Insights into pancreatic β cell energy metabolism using rodent β cell models.

Author information

1
Nuffield Department of Obstetrics & Gynaecology, The Women's Centre, University of Oxford, John Radcliffe Hospital, Oxford, UK.
2
Department of Cardiovascular Medicine, John Radcliffe Hospital, Oxford, UK.
3
BRC Translational Immunology Lab, NIHR, Nuffield Department of Medicine, University of Oxford, John Radcliffe Hospital, Oxford, UK.
4
Institute of Cellular Medicine, Haematological Sciences, Medical School, Newcastle University, Newcastle upon Tyne, UK.
5
Clinical Biochemistry, John Radcliffe Hospital, Oxford, UK.
6
Kennedy Institute of Rheumatology, University of Oxford, Oxford, UK.
7
Department of Paediatrics, University of Oulu, Oulu, Finland.
8
Luxcel BioSciences Ltd, BioInnovation Centre, University College Cork, Cork, Ireland.

Abstract

Background: Mitochondrial diabetes is primarily caused by β-cell failure, a cell type whose unique properties are important in pathogenesis.
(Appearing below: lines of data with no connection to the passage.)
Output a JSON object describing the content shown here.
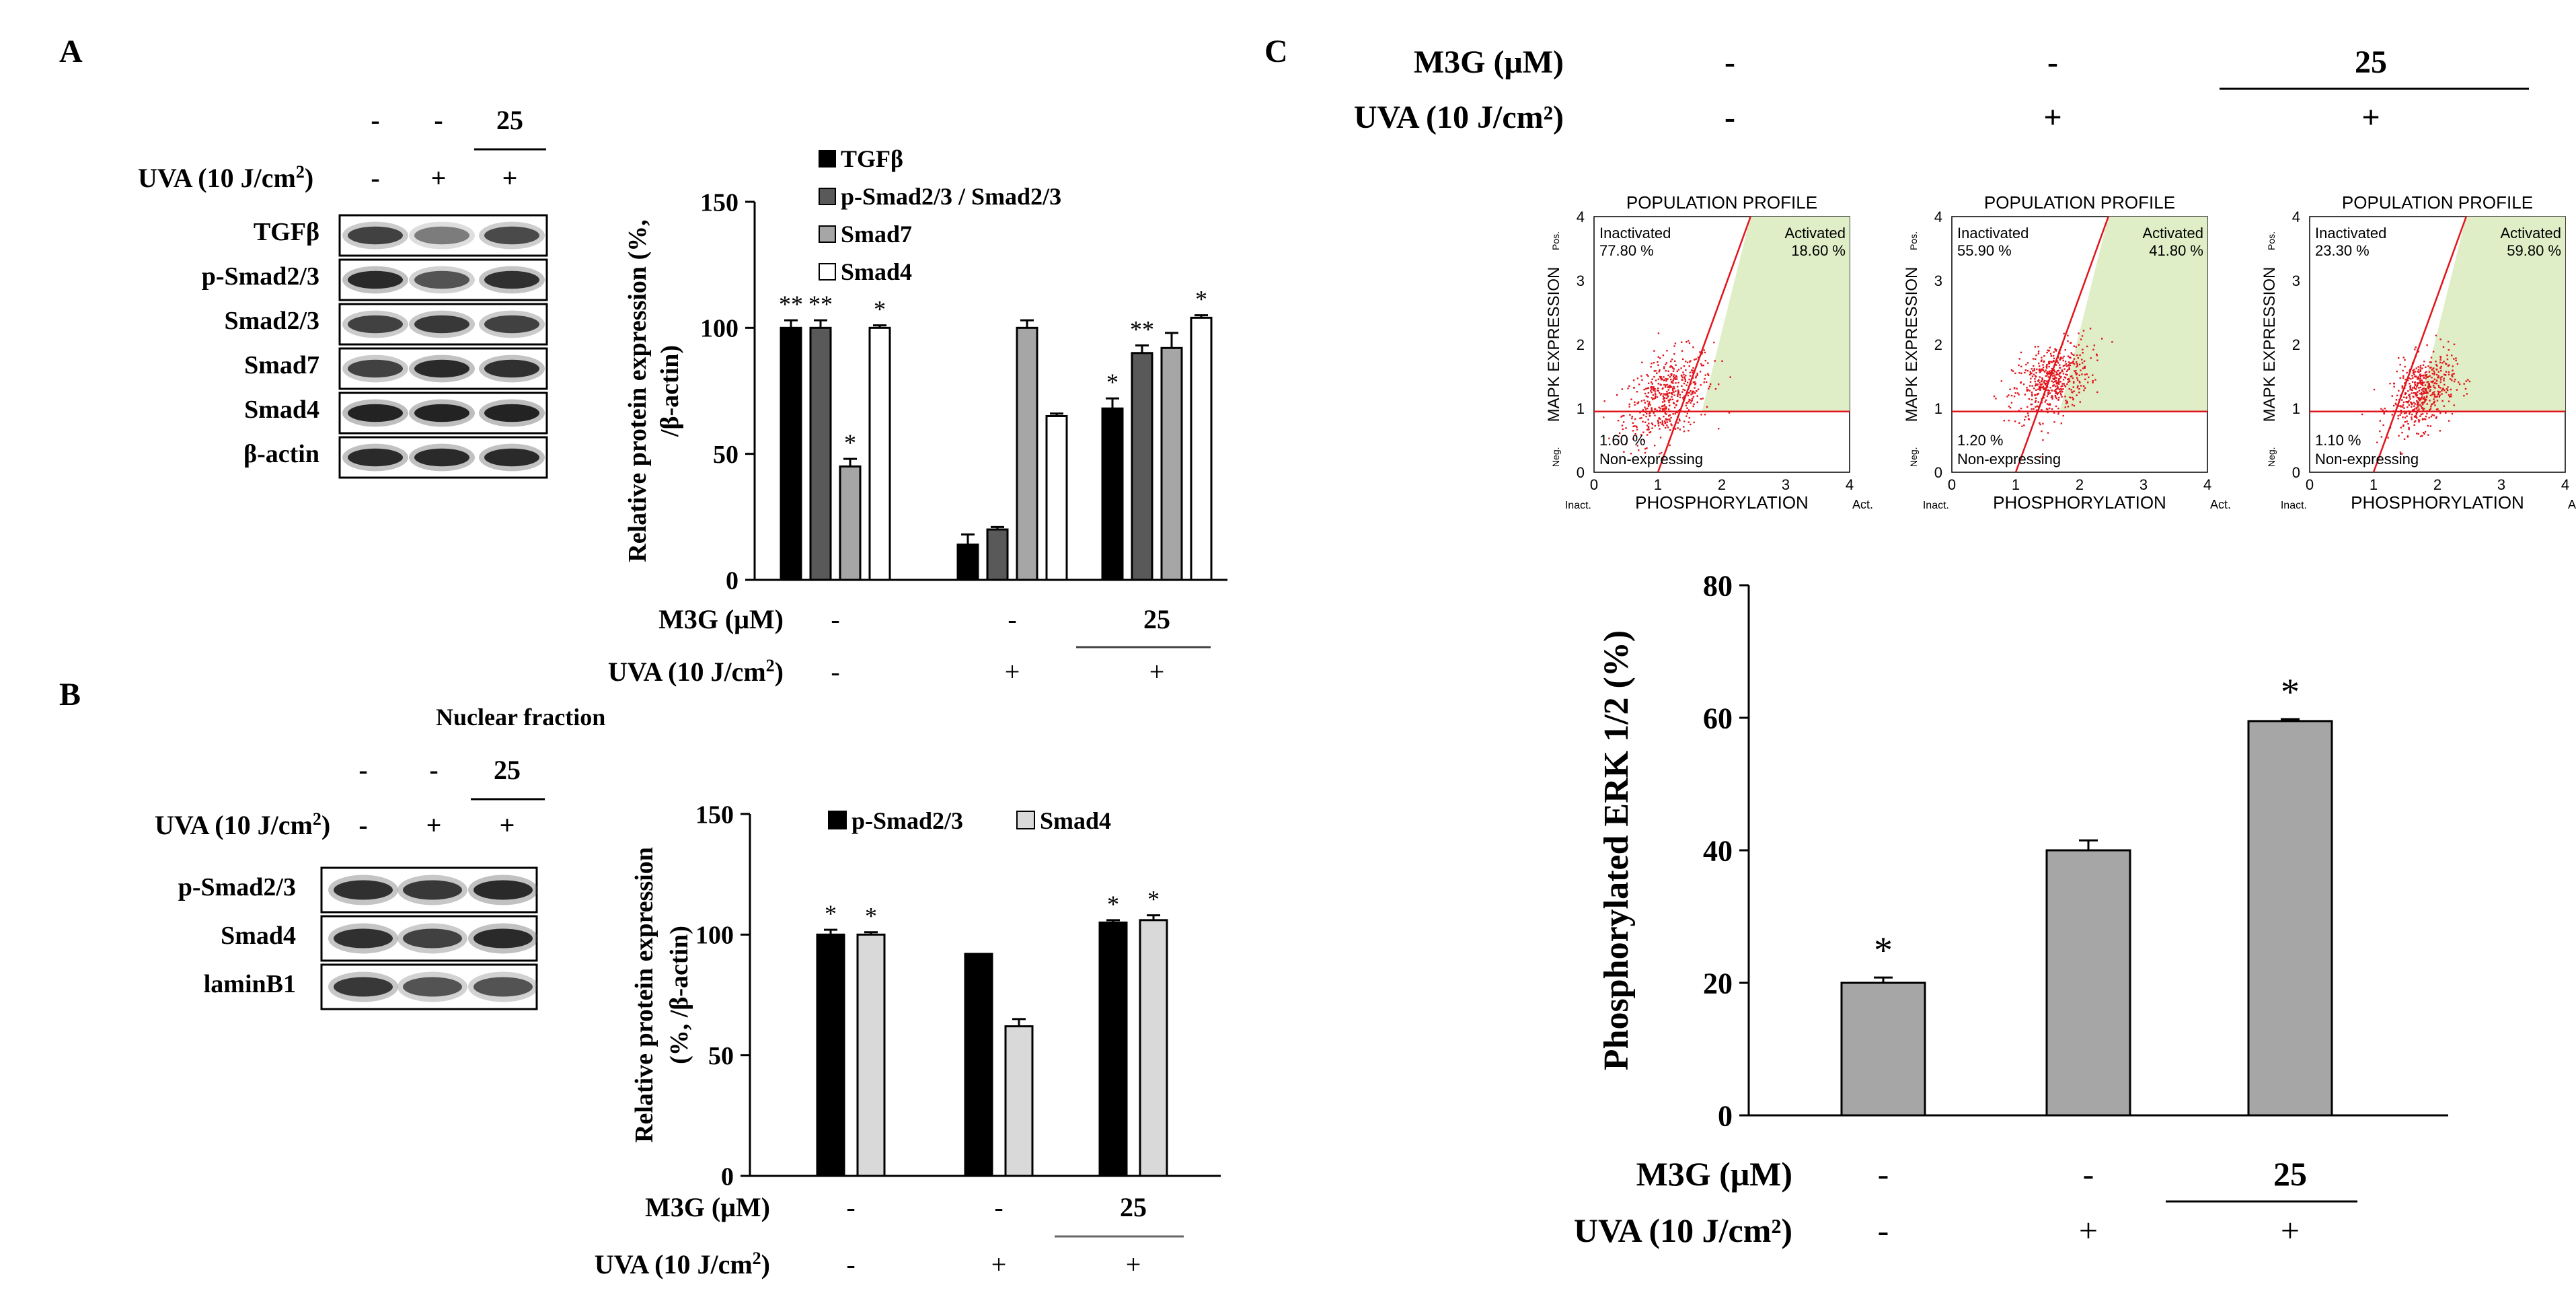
{
  "panels": {
    "a": "A",
    "b": "B",
    "c": "C"
  },
  "conditions": {
    "m3g_label": "M3G  (μM)",
    "m3g_label_c": "M3G (μM)",
    "uva_label": "UVA (10 J/cm",
    "uva_label_c": "UVA (10 J/cm²)",
    "m3g_values": [
      "-",
      "-",
      "25"
    ],
    "uva_values": [
      "-",
      "+",
      "+"
    ]
  },
  "blot_a": {
    "bands": [
      "TGFβ",
      "p-Smad2/3",
      "Smad2/3",
      "Smad7",
      "Smad4",
      "β-actin"
    ]
  },
  "blot_b": {
    "title": "Nuclear fraction",
    "bands": [
      "p-Smad2/3",
      "Smad4",
      "laminB1"
    ]
  },
  "flow": {
    "title": "POPULATION PROFILE",
    "xlabel_left": "Inact.",
    "xlabel": "PHOSPHORYLATION",
    "xlabel_right": "Act.",
    "ylabel_bottom": "Neg.",
    "ylabel": "MAPK EXPRESSION",
    "ylabel_top": "Pos.",
    "ticks": [
      "0",
      "1",
      "2",
      "3",
      "4"
    ],
    "inactivated_label": "Inactivated",
    "activated_label": "Activated",
    "nonexp_label": "Non-expressing",
    "plots": [
      {
        "inactivated": "77.80 %",
        "activated": "18.60 %",
        "nonexp": "1.60 %"
      },
      {
        "inactivated": "55.90 %",
        "activated": "41.80 %",
        "nonexp": "1.20 %"
      },
      {
        "inactivated": "23.30 %",
        "activated": "59.80 %",
        "nonexp": "1.10 %"
      }
    ]
  },
  "chart_data": [
    {
      "id": "A",
      "type": "bar",
      "categories": [
        "-/-",
        "-/+",
        "25/+"
      ],
      "series": [
        {
          "name": "TGFβ",
          "color": "#000000",
          "values": [
            100,
            14,
            68
          ],
          "errors": [
            3,
            4,
            4
          ]
        },
        {
          "name": "p-Smad2/3 / Smad2/3",
          "color": "#595959",
          "values": [
            100,
            20,
            90
          ],
          "errors": [
            3,
            1,
            3
          ]
        },
        {
          "name": "Smad7",
          "color": "#a6a6a6",
          "values": [
            45,
            100,
            92
          ],
          "errors": [
            3,
            3,
            6
          ]
        },
        {
          "name": "Smad4",
          "color": "#ffffff",
          "values": [
            100,
            65,
            104
          ],
          "errors": [
            1,
            1,
            1
          ]
        }
      ],
      "annotations": [
        [
          "**",
          "**",
          "*",
          "*"
        ],
        [
          "",
          "",
          "",
          ""
        ],
        [
          "*",
          "**",
          "",
          "*"
        ]
      ],
      "ylabel": "Relative  protein  expression (%, /β-actin)",
      "ylim": [
        0,
        150
      ],
      "yticks": [
        0,
        50,
        100,
        150
      ]
    },
    {
      "id": "B",
      "type": "bar",
      "categories": [
        "-/-",
        "-/+",
        "25/+"
      ],
      "series": [
        {
          "name": "p-Smad2/3",
          "color": "#000000",
          "values": [
            100,
            92,
            105
          ],
          "errors": [
            2,
            0,
            1
          ]
        },
        {
          "name": "Smad4",
          "color": "#d9d9d9",
          "values": [
            100,
            62,
            106
          ],
          "errors": [
            1,
            3,
            2
          ]
        }
      ],
      "annotations": [
        [
          "*",
          "*"
        ],
        [
          "",
          ""
        ],
        [
          "*",
          "*"
        ]
      ],
      "ylabel": "Relative  protein  expression (%, /β-actin)",
      "ylim": [
        0,
        150
      ],
      "yticks": [
        0,
        50,
        100,
        150
      ]
    },
    {
      "id": "C",
      "type": "bar",
      "categories": [
        "-/-",
        "-/+",
        "25/+"
      ],
      "series": [
        {
          "name": "Phosphorylated ERK 1/2",
          "color": "#a6a6a6",
          "values": [
            20,
            40,
            59.5
          ],
          "errors": [
            0.8,
            1.5,
            0.3
          ]
        }
      ],
      "annotations": [
        [
          "*"
        ],
        [
          ""
        ],
        [
          "*"
        ]
      ],
      "ylabel": "Phosphorylated ERK 1/2 (%)",
      "ylim": [
        0,
        80
      ],
      "yticks": [
        0,
        20,
        40,
        60,
        80
      ]
    }
  ]
}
Methods: By reducing glucose, we induced energetic stress in two rodent β-cell models to assess effects on cellular function. Results: Culturing rat insulin-secreting INS-1 cells in low glucose conditions caused a rapid reduction in whole cell respiration, associated with elevated mitochondrial reactive oxygen species production, and an altered glucose-stimulated insulin secretion profile. Prolonged exposure to reduced glucose directly impaired mitochondrial function and reduced autophagy. Conclusions: Insulinoma cell lines have a very different bioenergetic profile to many other cell lines and provide a useful model of mechanisms affecting β-cell mitochondrial function.

KEYWORDS:

beta-cell; insulin secretion; mitochondria; oxidative phosphorylation; reactive oxygen species; superoxide

Conflict of interest statement

Competing interests: JH is an employee of Luxcel Biosciences. None of the other authors have competing interests.